Ladrões de Bicicleta (Dir: Vittorio De Sica)

30/05/2010

Créditos: Legal Movie Downloads

Miséria. Falta de perspectiva ou esperança. Desespero. Estes são três de muitos temas retratados pelo grande clássico Ladrões de Bicicleta. Todos bastante pesados e que podem não agradar a todos, mas não há como negar: ele é um dos filmes mais impactantes e emocionantes que existem. Não é à toa que se tornou a obra mais conhecida do Neo-realismo Italiano, tendência de alguns cineastas (não gosto do termo movimento nesse caso em particular, pois foi algo espontâneo e não planejado) que passaram a filmar uma Itália que lutava para se recuperar dos danos da Segunda Grande Guerra.

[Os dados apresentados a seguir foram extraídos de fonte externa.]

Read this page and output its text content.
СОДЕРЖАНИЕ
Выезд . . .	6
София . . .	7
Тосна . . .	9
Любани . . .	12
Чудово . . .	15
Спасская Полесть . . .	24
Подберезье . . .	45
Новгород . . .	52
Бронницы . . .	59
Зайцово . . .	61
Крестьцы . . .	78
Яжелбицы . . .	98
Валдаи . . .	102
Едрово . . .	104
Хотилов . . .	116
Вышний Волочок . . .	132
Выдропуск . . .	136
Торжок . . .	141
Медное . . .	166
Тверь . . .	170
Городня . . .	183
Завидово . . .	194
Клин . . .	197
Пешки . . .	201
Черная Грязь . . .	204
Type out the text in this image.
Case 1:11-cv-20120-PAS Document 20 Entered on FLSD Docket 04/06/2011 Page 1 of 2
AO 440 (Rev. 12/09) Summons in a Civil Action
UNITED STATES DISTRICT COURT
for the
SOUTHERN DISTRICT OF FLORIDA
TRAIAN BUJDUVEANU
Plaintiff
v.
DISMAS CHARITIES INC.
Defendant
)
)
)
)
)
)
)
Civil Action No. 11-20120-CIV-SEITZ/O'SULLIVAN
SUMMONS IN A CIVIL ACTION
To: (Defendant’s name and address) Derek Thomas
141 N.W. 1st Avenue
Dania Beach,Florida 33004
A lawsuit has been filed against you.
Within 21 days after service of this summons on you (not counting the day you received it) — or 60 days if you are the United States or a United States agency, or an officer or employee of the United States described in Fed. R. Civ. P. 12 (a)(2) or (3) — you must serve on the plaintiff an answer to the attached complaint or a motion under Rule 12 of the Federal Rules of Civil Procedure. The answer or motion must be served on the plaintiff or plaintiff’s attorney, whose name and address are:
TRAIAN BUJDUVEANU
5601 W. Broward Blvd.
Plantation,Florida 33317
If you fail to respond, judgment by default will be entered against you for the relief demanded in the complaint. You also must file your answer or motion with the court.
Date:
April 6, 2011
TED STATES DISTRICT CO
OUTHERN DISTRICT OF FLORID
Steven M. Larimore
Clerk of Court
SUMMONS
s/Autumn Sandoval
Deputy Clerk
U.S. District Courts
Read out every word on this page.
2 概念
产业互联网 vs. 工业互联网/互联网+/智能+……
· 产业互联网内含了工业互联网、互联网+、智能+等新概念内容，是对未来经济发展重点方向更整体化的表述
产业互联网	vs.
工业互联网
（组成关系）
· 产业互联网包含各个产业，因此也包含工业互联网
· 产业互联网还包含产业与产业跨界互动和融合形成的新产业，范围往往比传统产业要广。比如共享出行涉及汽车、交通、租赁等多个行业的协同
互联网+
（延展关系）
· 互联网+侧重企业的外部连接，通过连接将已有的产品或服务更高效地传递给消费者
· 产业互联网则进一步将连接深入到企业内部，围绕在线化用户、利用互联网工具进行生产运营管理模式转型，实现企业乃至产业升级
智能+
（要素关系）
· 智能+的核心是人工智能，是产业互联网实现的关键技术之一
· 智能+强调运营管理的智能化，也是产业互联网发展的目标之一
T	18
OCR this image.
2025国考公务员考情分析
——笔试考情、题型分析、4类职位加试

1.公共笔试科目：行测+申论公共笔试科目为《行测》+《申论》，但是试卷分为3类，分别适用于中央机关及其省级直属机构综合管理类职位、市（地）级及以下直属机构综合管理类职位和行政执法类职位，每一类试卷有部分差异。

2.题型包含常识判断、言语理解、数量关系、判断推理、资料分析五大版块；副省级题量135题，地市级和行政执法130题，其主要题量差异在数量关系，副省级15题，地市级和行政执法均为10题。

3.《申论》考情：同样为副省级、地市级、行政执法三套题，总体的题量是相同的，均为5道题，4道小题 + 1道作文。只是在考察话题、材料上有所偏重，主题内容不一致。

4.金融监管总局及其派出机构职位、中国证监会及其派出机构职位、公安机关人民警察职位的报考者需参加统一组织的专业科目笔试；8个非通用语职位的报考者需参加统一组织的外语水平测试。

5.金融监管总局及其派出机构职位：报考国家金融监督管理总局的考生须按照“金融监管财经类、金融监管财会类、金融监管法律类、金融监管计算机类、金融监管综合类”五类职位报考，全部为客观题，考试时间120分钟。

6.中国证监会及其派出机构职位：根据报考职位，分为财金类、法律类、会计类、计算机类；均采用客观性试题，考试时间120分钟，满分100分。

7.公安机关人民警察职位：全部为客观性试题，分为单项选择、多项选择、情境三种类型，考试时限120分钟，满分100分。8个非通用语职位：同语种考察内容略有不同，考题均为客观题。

Sempre lidando com a falta de recursos, eles saíam às ruas para filmar o próprio povo, seu sofrimento e pobreza. A dramaticidade e a força dos filmes neo-realistas até hoje não diminuíram, principalmente a de Ladrões de Bicicleta. Baseado num romance de Luigi Bartolini, o relato comovente de Vittorio de Sica provou-se bem mais resistente à ação do tempo que muitos outros filmes do mesmo período. Mas por que?

Ladrões de Bicicleta, antes de mais nada, é a história de uma família. E muito bem contada, por sinal, porque já nos primeiros minutos, passamos a nos importar com ela. Isso já é meio caminho andado para um bom filme. Antonio (Lamberto Maggiorani) está desempregado, assim como boa parte da população italiana no pós-guerra. Milagrosamente, ele consegue um emprego estável como colador de cartazes, mas um dos requisitos é ter uma bicicleta, que ele não tem. Sua mulher Maria (Lianella Carell), então, penhora os lençóis da família para que o marido comprasse de volta a sua velha bicicleta na mesma casa de penhores. Quando a sorte parecia sorrir para a família, eis que no primeiro dia de trabalho, Antonio tem sua bicicleta roubada. No dia seguinte, junto com seu filho de 9 anos Bruno (Enzo Staiola), ele passa a procurar por ela por toda a Roma. 

Ao mesmo tempo que nos faz compadecer do estado paupérrimo em que vivem os personagens principais, a produção choca por vermos a injusta conseqüência que a guerra trouxe ao povo: um cenário desolado e sem oportunidades, em que nada parece dar certo para ninguém. A história de Antonio representa muito bem o que acontecia às pessoas daquele tempo. Ladrões de Bicicleta não é apenas uma história de busca, é um depoimento de como o sofrimento de uma população pode chegar a níveis inimagináveis. A cada local visitado por Antonio e Bruno, testemunhamos vários outros exemplos de como a família retratada do filme é só uma no meio de tantas miseráveis: vemos uma senhora que vive num pequeno quarto com outras três pessoas; um velho que depende de missionários para se sustentar; dois meninos mendigando por trocados; o próprio Bruno, em vez de ir à escola, trabalha de engraxate para ajudar a família… E isso que não mencionei os “figurantes” do filme, na verdade o verdadeiro povo italiano, que muitas vezes nem sabiam que uma filmagem estava ocorrendo. Eles são a verdadeira face da miséria, do desespero, da falta de perspectiva – isso é sentido por nós, a cada segundo de projeção, a cada fotograma.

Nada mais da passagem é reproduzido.